Ride2Freedom is the first human rights expedition aimed directly at the most defenseless, most innocent victims. The Global Youth Ambassadors, being teenagers or young adults themselves, could identify with the orphaned children, could see the cruel waste of human life—children who needed to be loved, nurtured, and taught were instead living as fugitives, hiding from the regime and struggling to survive. The children, given a chance, could be just like the Ambassadors: diligent students with big dreams and bright futures, working to make good lives for themselves.
The riders decided that rescuing just a few children, though seemingly just symbolic, had the potential to open the floodgates. Once the Chinese regime admitted that there were such orphans, and once human rights groups around the world realized that it was possible to rescue these children, vast possibilities would open.
The promise of Ride2Freedom is that the idea of successfully rescuing refugee children will not be a dream but a task to undertake, by any group willing to make the effort.
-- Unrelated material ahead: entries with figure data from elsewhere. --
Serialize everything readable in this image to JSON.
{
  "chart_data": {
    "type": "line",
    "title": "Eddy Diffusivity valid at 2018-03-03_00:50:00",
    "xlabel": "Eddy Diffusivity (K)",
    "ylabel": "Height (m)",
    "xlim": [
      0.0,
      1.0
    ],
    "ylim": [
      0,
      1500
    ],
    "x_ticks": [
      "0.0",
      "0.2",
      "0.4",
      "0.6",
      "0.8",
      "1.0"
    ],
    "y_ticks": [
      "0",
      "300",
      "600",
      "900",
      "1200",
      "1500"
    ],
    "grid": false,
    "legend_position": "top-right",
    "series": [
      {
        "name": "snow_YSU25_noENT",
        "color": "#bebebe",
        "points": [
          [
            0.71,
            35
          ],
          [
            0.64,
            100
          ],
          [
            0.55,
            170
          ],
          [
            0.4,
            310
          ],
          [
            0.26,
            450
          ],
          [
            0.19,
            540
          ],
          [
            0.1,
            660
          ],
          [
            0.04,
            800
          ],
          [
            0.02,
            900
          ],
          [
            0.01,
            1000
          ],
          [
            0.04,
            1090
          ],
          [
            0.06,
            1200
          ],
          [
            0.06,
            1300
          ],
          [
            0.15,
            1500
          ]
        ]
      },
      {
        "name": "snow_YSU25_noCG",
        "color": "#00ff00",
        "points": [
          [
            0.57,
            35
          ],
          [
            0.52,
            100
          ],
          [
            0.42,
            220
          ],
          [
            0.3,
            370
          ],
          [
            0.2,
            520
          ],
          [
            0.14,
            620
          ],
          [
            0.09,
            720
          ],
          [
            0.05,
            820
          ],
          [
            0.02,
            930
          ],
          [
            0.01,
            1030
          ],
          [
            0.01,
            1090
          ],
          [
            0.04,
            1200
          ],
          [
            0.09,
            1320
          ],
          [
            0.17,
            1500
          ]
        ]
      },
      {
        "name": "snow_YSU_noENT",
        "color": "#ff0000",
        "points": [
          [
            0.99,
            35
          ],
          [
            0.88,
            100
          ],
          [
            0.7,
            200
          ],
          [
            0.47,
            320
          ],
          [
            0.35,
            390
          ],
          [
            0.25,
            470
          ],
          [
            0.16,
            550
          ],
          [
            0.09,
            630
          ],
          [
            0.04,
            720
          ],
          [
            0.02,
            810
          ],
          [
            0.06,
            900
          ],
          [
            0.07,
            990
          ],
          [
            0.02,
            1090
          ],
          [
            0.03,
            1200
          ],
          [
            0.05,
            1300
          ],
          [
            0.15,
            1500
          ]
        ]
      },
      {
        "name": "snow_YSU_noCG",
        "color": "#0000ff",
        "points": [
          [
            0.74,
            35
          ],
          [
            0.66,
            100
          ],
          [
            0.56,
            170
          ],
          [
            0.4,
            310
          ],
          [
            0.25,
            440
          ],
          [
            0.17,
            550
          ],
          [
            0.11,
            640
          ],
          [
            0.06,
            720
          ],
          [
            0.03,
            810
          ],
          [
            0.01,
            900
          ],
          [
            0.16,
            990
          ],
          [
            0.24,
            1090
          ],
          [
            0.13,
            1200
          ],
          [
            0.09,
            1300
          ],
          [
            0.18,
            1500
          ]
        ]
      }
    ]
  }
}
This is what motivates the enormous effort the Ride2Freedom team will make.
“Ride 2 Freedom aims to spread public awareness about an unfortunate event in China, a massive unjust persecution against a peaceful meditation practice, Falun Gong,” said Youth Ambassador Michael Chen from Ohio. “I hope this project will help more people gain an understanding of what’s going on in China, since many popular national media companies don’t report on this. Visit http://ride2freedom.us for more info about this project and ways you can help.”
Publicity
The results the team is working toward depend on publicity.
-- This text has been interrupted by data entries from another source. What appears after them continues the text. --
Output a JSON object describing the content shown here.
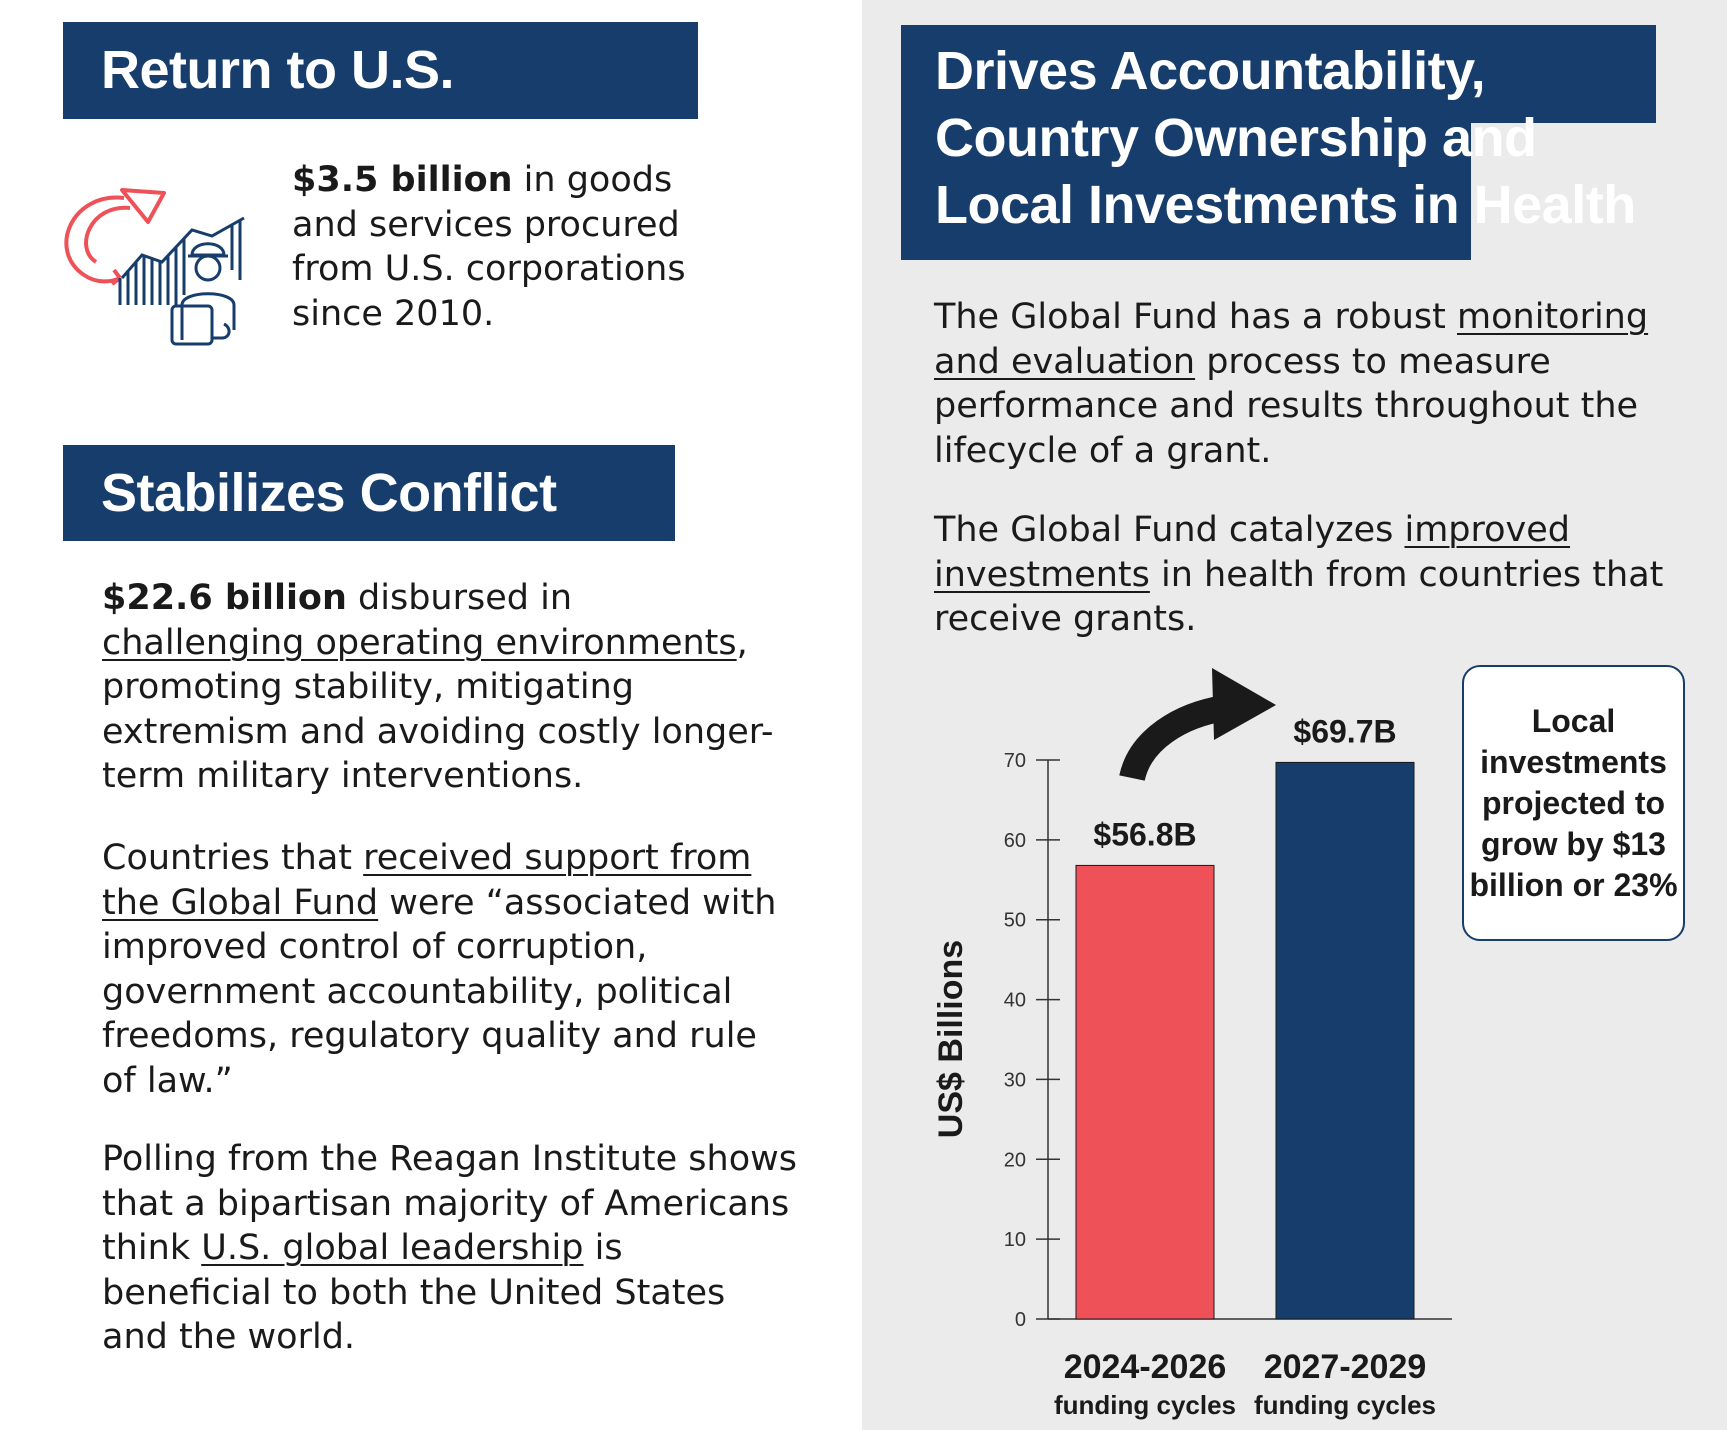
{
  "left": {
    "businesses": {
      "heading": "Return to U.S. Businesses",
      "amount": "$3.5 billion",
      "text": " in goods and services procured from U.S. corporations since 2010."
    },
    "conflict": {
      "heading": "Stabilizes Conflict Zones",
      "p1_amount": "$22.6 billion",
      "p1_a": " disbursed in ",
      "p1_link": "challenging operating environments",
      "p1_b": ", promoting stability, mitigating extremism and avoiding costly longer-term military interventions.",
      "p2_a": "Countries that ",
      "p2_link": "received support from the Global Fund",
      "p2_b": " were “associated with improved control of corruption, government accountability, political freedoms, regulatory quality and rule of law.”",
      "p3_a": "Polling from the Reagan Institute shows that a bipartisan majority of Americans think ",
      "p3_link": "U.S. global leadership",
      "p3_b": " is beneficial to both the United States and the world."
    }
  },
  "right": {
    "heading": "Drives Accountability, Country Ownership and Local Investments in Health",
    "p1_a": "The Global Fund has a robust ",
    "p1_link": "monitoring and evaluation",
    "p1_b": " process to measure performance and results throughout the lifecycle of a grant.",
    "p2_a": "The Global Fund catalyzes ",
    "p2_link": "improved investments",
    "p2_b": " in health from countries that receive grants.",
    "callout": "Local investments projected to grow by $13 billion or 23%"
  },
  "colors": {
    "navy": "#163d6b",
    "red": "#ef5159",
    "arrow": "#1a1a1a"
  },
  "chart_data": {
    "type": "bar",
    "categories": [
      "2024-2026",
      "2027-2029"
    ],
    "category_sublabels": [
      "funding cycles",
      "funding cycles"
    ],
    "values": [
      56.8,
      69.7
    ],
    "data_labels": [
      "$56.8B",
      "$69.7B"
    ],
    "bar_colors": [
      "#ef5159",
      "#163d6b"
    ],
    "ylabel": "US$ Billions",
    "ylim": [
      0,
      70
    ],
    "yticks": [
      0,
      10,
      20,
      30,
      40,
      50,
      60,
      70
    ],
    "grid": false
  }
}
The young people taking this bike ride hope that when the whole world starts wondering why China is harming so many children, the Chinese regime will find it impossible to maintain the persecution.
When public opinion starts moving diplomatic and economic levers—when canceled trade deals and boycotts of Chinese goods, driven by outrage over the persecution, start impacting the regime’s income—continuing to seize, jail, torture and kill peaceful citizens will suddenly seem like not such a great idea.
Eike Opfermann, Global Youth Ambassador from Germany has this to say: “Ride to Freedom is the chance to make the world listen to all those horrible things that happened and are still happening in China now. It’s the chance to #save5orphans, and those 5 will be the first ones of millions of people in China to be rescued. I want to take this chance and make this come true. I want to make everybody in my country and in the rest of the world to listen and pay attention to this!”
Jenny Zhi described what she hoped to accomplish:
“Our ultimate goal is to end the persecution for good, but I think larger goals need to be split up into individual steps, and I think the first step is to spread awareness. In my experience, very few people have heard about Falun Gong or its persecution. Because nobody knows about it, the Chinese government can continue what it’s doing without any retaliation. If the whole world knew about it, there would be pressure for the persecution to stop, so I think that right now awareness is the first and most important goal to achieve.”
Ride2 Freedom is being organized under the auspices of the nonprofit Friends of Falun Gong organization. People wishing to support the ride with donations can do so through the FoFG web page.
Full disclosure: I have been working as a volunteer to assist Ride2Freedom and will travel with these young people on their trek across the country.